0

I want to impute some missing data in table, and run the Cox Model on the imputed table.

I can get the imputation to run on my data, and the cox model to run on the imputed data, but I don't understand how to view the cox output from the data set, some of whose values were imputed (i.e. I specifically need the hazard ratios and P Values in my output).

The commands are:

>library("mice")
>Table <-read.table("TestTable",stringsAsFactors=TRUE,header=TRUE)

Then I make sure my relevent variables are factors (e.g. cohort can be 0 or 1, to make sure these are seen as different categories).

> Table$Cohort <-as.factor(Table$Cohort)
> Table$Sex <-as.factor(Table$Sex)
> Table$Type <-as.factor(Table$Type)
> Table$Grade <-as.factor(Table$Grade)
> Table$Comorbidity <-as.factor(Table$Comorbidity)
> Table$SNP1 <-as.factor(Table$SNP1)
> Table$SNP2 <-as.factor(Table$SNP2)

Then I relevel the factors to make the Cox model easier to intepret later on:

>Table$SNP1 <-relevel(Table$SNP1,"WT")
>Table$SNP2 <-relevel(Table$SNP2,"WT")
>Table$Grade <-relevel(Table$Grade,"1")
>Table$Comorbidity <-relevel(Table$Comorbidity,"1")

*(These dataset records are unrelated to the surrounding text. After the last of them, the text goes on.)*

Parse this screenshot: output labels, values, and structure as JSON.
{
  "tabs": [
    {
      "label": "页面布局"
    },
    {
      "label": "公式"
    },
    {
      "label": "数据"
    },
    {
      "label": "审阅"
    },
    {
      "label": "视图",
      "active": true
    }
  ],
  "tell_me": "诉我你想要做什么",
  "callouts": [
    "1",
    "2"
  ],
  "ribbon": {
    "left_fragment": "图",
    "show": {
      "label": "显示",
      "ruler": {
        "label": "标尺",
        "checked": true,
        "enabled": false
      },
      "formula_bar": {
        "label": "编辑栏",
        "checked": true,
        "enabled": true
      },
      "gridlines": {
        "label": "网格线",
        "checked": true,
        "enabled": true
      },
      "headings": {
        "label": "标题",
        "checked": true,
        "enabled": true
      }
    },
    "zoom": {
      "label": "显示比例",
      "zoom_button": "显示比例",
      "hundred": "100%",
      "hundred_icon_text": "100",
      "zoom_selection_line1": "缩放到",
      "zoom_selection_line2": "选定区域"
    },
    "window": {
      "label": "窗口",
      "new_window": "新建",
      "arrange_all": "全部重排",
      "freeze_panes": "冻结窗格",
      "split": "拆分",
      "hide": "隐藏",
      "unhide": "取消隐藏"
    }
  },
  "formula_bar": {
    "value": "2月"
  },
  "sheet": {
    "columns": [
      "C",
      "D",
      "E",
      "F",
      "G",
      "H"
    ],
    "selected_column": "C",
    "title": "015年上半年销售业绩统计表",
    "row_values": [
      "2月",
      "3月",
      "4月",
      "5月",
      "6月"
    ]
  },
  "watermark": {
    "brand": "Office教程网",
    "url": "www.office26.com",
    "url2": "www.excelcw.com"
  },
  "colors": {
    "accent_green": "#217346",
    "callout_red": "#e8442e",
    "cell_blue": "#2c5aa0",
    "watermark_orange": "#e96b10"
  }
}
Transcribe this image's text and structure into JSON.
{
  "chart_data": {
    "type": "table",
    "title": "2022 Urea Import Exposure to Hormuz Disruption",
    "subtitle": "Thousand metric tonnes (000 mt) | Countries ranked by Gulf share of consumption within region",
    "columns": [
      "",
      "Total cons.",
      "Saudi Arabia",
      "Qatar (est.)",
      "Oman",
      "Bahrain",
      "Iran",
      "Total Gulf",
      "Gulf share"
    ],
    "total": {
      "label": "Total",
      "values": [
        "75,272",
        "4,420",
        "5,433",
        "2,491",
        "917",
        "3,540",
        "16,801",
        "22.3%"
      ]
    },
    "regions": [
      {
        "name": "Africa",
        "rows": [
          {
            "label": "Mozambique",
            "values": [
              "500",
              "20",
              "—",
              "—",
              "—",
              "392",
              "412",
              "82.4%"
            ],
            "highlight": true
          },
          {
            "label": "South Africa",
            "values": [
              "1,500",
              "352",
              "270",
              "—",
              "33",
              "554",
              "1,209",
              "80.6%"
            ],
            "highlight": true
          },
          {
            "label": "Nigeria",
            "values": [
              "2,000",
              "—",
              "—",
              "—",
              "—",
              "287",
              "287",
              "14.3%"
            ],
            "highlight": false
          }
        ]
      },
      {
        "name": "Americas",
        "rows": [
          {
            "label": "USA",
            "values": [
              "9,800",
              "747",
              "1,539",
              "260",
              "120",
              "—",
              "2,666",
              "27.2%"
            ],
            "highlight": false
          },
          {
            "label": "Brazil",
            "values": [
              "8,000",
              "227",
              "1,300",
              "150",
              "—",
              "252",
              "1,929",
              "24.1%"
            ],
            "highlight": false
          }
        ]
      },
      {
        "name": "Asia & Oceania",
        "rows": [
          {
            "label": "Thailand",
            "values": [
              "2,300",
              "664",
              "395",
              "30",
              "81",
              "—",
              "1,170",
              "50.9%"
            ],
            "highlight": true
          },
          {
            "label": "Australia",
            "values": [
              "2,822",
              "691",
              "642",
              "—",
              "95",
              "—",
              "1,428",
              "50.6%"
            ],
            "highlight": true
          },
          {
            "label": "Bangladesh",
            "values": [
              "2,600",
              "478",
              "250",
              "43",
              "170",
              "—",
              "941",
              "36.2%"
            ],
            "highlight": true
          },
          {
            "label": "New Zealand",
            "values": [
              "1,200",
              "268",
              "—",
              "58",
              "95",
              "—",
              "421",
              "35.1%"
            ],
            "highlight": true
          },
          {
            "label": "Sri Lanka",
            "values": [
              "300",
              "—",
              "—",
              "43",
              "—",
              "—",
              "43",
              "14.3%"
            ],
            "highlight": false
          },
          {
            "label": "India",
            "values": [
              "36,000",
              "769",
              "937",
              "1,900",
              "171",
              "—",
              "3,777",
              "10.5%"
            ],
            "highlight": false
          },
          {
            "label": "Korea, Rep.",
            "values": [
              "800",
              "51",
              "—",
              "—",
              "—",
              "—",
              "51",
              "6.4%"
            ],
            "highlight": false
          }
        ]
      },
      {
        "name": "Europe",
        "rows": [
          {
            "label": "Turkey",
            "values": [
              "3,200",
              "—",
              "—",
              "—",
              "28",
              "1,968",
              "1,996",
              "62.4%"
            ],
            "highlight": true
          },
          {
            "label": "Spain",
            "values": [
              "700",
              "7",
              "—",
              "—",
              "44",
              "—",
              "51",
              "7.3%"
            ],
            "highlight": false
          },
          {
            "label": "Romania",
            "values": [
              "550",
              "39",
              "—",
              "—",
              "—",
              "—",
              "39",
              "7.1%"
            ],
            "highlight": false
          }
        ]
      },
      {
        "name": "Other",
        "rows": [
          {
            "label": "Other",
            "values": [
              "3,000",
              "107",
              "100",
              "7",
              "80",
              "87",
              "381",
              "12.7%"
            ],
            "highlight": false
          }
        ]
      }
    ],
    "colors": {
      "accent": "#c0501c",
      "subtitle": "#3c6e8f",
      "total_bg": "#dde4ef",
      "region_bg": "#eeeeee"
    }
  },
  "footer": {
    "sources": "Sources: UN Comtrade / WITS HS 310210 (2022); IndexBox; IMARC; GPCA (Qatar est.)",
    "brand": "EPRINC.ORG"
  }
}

Then I imputed the data: polyreg for categorical data with more than two levels, logreg for factors with 3 levels.

imp <-mice(Table,maxit=5,seed=12345,me=c("","","","","","","","","","","","polyreg","polyreg","logreg","logreg"))

Then, I ran the Cox model to run on the imputed data set:

library("survival")
Table$Survival <-as.numeric(Table$Survival)
cox_with_imp <- with(imp,coxph(Surv(Survival,Event)~strata(Cohort) + strata(Grade) + strata(Comorbidity) + factor(SNP1) + factor(SNP2)))

The output is 5 cox model analyses. I'm having trouble pooling the information together. When I type "pool(cox_with_imp)", it gives me some statistics. But I want a "pooled" table with HR and P values.

Would anyone know the command I type to pool the 5 imputed Cox models into one consensus Cox model with HR and P Values.

Thanks.

user1288515
  • 195
  • 1
  • 10

2 Answers2

0

You cannot combine these p-values directly to get valid inferences, because under the null hypothesis these p-values are uniformly distributed and Rubin’s combining rules require a normal distribution or a t-distribution.

Piet
  • 26
  • 3
0

You can write your own function to get the HR though, by just exponentiating the regression coefficients.

What piet said seems right. The p values can't be got, but you can find a value indicating the probability that the coefficient is 0. This is given by the Pr(>|t|) column. See the van Burren book page 45 for the theory on this.